The cost of capital to start and run a business in Africa is high relative to other regions. Bank loans often come with high interest rates due to the perceived risks of doing business in Africa.

Repaying these high interest rates limits companies' ability to reinvest in the business to fuel growth. That is the reason a lot of businesses in Africa cannot reach significant scale to expand globally.

Banks keep these rates high because they lack the resources to accurately prove a company or individual's creditworthiness.

Kuramo is bridging this gap and has come up with niche products targeting specific markets. 

Last year, we announced an ambitious plan to invest $150 million in supporting female-led startups throughout the African continent over the next decade.  

This significant investment is set to be channeled through the firm’s Moremi Platform, an initiative aimed at empowering the next generation of African women entrepreneurs and promoting gender-equitable fund management.

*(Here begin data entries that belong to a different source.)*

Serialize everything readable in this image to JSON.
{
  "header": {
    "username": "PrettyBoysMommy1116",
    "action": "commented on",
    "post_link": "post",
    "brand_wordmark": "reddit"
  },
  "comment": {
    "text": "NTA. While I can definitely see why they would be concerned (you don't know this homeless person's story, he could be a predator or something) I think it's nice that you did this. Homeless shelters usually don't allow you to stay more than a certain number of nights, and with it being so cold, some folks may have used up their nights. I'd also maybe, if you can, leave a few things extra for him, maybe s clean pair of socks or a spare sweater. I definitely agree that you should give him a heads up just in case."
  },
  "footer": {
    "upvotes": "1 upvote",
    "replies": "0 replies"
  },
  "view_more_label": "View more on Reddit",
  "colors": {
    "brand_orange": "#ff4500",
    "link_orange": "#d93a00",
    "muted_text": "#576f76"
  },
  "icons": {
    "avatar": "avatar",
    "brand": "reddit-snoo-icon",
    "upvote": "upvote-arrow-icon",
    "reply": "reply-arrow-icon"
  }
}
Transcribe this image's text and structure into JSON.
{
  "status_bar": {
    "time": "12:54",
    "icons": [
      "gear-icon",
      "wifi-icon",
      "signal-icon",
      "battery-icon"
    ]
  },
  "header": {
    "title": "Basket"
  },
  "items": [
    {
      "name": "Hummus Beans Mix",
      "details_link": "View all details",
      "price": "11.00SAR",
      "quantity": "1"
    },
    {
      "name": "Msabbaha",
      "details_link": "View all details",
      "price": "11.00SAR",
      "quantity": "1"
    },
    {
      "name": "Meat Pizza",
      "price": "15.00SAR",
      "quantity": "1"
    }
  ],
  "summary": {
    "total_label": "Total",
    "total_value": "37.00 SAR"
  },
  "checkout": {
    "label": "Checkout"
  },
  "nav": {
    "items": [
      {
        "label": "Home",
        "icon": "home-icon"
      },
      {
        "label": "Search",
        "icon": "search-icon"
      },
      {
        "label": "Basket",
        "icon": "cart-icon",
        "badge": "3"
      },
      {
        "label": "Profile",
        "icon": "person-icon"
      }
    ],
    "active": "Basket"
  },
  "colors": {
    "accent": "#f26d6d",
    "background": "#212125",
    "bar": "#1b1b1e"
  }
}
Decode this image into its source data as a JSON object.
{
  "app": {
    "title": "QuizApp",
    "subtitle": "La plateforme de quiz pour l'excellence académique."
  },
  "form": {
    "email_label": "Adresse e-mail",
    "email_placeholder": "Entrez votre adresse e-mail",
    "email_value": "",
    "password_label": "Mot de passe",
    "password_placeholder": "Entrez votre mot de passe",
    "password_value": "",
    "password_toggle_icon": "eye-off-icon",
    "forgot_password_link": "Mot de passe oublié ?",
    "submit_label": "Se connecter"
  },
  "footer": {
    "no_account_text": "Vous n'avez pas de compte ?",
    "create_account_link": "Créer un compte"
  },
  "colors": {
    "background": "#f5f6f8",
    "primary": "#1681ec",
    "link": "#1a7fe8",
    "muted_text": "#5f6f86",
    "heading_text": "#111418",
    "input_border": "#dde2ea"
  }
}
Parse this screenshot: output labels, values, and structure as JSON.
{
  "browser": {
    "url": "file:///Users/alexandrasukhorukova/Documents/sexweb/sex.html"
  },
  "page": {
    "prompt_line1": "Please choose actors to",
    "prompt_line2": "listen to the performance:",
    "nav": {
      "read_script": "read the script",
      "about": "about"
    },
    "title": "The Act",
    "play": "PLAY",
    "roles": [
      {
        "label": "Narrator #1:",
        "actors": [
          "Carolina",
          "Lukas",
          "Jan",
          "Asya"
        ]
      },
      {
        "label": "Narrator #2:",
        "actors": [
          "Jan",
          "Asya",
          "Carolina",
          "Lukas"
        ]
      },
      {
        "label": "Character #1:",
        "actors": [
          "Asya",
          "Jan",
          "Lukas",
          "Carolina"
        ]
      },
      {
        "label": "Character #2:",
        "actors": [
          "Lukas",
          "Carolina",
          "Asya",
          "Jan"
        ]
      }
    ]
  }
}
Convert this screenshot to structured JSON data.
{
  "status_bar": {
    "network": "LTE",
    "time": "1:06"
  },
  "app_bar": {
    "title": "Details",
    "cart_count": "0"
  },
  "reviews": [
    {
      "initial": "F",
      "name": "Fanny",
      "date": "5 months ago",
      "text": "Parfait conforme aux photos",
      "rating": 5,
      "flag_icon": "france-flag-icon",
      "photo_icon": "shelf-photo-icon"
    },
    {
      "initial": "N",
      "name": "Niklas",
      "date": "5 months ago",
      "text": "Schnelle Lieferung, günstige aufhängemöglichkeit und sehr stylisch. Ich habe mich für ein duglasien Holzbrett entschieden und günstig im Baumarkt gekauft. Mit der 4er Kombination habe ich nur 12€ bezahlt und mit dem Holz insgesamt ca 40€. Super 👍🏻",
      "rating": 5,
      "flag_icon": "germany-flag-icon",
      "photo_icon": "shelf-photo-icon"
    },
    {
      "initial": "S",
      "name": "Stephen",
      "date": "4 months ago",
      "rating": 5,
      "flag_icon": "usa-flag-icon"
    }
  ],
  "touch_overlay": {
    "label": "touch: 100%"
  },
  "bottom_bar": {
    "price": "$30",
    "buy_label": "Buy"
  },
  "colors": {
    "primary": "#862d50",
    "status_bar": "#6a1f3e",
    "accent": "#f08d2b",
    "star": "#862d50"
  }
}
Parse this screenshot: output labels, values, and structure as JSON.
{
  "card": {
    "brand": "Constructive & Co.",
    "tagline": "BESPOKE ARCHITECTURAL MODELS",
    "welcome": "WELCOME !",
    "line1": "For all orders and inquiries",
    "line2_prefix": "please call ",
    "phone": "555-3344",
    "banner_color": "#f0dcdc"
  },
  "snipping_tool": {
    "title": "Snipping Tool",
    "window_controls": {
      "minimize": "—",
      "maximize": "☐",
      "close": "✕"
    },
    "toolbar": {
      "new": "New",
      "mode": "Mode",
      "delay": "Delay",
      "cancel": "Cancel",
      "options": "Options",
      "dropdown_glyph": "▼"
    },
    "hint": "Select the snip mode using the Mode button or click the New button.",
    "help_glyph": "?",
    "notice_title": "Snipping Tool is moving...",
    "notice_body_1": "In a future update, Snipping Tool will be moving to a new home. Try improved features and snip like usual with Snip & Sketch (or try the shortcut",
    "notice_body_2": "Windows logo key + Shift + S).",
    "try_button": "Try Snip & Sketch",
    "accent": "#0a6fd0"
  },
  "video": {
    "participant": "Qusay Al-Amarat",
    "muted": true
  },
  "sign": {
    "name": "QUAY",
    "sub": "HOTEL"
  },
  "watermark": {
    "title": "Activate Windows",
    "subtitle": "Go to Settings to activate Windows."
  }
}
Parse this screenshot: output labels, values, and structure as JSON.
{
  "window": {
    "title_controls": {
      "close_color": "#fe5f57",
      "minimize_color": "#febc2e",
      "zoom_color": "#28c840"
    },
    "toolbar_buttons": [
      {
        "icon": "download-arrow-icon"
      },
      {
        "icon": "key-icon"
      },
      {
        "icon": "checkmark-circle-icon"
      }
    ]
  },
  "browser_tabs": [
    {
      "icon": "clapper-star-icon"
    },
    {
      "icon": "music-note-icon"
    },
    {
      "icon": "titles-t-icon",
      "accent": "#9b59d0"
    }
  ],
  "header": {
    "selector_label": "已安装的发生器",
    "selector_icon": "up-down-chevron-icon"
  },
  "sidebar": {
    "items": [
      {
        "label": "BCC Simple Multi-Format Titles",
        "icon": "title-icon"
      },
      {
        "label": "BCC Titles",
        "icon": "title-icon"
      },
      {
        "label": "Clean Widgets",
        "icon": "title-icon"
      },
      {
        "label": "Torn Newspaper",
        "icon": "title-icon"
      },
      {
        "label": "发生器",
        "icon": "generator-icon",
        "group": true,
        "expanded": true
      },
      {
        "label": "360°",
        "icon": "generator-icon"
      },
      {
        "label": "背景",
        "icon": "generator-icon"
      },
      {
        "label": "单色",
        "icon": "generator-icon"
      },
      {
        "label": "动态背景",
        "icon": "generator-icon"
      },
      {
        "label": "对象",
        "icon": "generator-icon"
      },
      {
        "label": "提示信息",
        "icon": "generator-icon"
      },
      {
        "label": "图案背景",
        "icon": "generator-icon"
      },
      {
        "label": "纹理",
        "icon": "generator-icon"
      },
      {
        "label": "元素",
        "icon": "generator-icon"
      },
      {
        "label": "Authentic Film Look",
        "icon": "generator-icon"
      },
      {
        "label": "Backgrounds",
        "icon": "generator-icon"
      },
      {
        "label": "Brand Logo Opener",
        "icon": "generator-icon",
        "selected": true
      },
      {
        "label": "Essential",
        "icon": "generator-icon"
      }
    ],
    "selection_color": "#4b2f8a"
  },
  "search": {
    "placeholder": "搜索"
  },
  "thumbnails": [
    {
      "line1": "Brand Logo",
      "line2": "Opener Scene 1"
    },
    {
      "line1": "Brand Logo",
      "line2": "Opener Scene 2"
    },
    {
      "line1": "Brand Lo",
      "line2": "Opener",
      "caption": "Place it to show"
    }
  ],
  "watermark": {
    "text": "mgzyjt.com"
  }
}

The Moremi Platform is a multifaceted initiative structured around three core pillars: an accelerator program, a warehousing/lending facility, and a fund of funds.

We have seen Kuramo intervene in the case of TransCentury and its subsidiaries. Any white smoke?

We not only fund but also guide governance to ensure the company stabilises.  Much of the work has happened at TransCentury, especially at the East Africa Cables. 

The proposed transaction entails Kuramo increasing its shareholding in the target to approximately 74 per cent.

This will enable TranCentuary to use the capital raised to settle part of its debt obligations and to unlock additional working capital financing for itself and its subsidiaries. This is in line with its recovery and growth strategy.

In March last year, Kuramo acquired additional shares in the Kenyan-based firm after pumping in Sh1.1 billion in the rights issue through the conversion of a shareholder loan to equity. 

This amounted to a Sh515.7 million investment in the cash call under normal entitlement, which will defend its stake in the company.